A Guide to Receiving Feedback Part VI: It’s Okay To Disagree

DisagreeingAs a person receiving feedback, you may find you can’t understand what the other person is trying to tell you. You’ve already put significant effort shaping effective feedback out of whatever it is the donor gives you. First you focused on fact finding, uncovering your specific behaviours. You then asked some questions identifying how the donor interpreted the impact.

Remembering that effective feedback is aimed at helping you, the recipient, Strengthen Confidence or Improve Effectiveness, you may find, at some point, the donor’s feedback isn’t doing either. Perhaps you don’t remember your own behaviours, or you see the impact being different.
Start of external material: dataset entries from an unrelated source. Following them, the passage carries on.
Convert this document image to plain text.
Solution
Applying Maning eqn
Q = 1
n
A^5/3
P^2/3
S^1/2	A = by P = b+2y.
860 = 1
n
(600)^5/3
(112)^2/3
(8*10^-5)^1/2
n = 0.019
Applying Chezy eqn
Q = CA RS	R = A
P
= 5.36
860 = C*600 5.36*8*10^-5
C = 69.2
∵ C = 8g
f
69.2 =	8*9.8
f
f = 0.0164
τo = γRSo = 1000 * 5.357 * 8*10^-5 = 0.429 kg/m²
It’s your responsiblitiy as a recipient to seek actions that help you Strengthen Confidence or Improve Effectiveness and if you cannot find out how changing your behaviour will help you do either, then it’s okay to disagree.
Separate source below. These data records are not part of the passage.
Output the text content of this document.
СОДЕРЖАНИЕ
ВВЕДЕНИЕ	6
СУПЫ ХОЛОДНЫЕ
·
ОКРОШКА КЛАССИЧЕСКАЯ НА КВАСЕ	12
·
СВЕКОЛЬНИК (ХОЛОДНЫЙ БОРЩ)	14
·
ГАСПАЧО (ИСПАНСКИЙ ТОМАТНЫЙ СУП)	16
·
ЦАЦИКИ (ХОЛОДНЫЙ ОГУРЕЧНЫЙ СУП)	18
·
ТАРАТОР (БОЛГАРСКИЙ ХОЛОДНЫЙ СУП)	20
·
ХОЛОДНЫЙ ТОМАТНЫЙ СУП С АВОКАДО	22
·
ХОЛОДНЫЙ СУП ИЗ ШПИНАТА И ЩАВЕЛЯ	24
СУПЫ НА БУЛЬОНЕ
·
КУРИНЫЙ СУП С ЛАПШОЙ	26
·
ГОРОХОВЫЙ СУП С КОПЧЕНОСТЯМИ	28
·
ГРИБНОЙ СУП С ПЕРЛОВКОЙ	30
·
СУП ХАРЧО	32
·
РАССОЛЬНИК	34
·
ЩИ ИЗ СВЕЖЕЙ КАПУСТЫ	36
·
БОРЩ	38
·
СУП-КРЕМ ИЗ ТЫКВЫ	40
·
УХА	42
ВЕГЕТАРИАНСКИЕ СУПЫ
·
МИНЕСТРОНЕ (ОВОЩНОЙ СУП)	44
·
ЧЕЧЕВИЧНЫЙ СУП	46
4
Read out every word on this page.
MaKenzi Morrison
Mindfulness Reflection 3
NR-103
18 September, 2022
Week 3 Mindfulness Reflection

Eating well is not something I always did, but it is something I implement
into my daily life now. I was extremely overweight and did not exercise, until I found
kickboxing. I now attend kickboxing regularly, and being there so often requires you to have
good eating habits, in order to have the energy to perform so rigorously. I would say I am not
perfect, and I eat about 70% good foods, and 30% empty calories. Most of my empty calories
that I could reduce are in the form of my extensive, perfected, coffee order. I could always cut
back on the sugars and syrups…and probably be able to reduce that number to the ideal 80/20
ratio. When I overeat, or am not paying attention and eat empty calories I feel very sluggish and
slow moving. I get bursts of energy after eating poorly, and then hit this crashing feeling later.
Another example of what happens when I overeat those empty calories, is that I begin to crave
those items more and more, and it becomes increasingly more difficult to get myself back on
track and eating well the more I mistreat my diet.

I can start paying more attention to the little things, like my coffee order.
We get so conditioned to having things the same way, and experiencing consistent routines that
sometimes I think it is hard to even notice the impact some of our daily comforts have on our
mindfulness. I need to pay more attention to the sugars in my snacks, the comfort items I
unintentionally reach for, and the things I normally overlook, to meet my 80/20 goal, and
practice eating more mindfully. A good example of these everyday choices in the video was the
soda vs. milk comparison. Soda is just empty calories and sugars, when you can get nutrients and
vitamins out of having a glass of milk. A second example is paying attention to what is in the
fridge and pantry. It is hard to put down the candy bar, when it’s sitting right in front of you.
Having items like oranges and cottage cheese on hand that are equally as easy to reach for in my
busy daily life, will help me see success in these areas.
Make sure you thank the donor for their feedback, helping them understand how and why you the feedback doesn’t Strengthen Your Confidence or Improve Your Effectiveness. Only when you’ve done everything you possibly could to uncover effective feedback, then is it okay to disagree with the feedback.

Don’t feel like you have to respond and agree with every part of feedback. At some point, interpretation of impact requires a matter of perception, and people often remember facts quite differently from what actually happenned.

The image above is taken from Twilsoncom’s flickr stream under the creative commons licence

2 comments

  1. Sumeet Moghe

    Sometimes when I can’t uncover effective feedback, I ask for permission to reflect on it.

    What I often say in such situations, “I’m struggling to see how I can apply some of your suggestions to the way I work. If you don’t mind, can I get some time to reflect on this and maybe we can catch up at another time?”

    Often just the act of taking that break for reflection allows me to understand the feedback better — on some occasions its allowed the ‘giver’ to frame the feedback better.

  2. Patrick

    I, too, like you’re suggestion about taking a break to understand it better. This doesn’t necessarily mean you will still find it. I find that giving my permission to disagree (doesn’t mean that I do) eases some of the pressure of trying to uncover the effective feedback.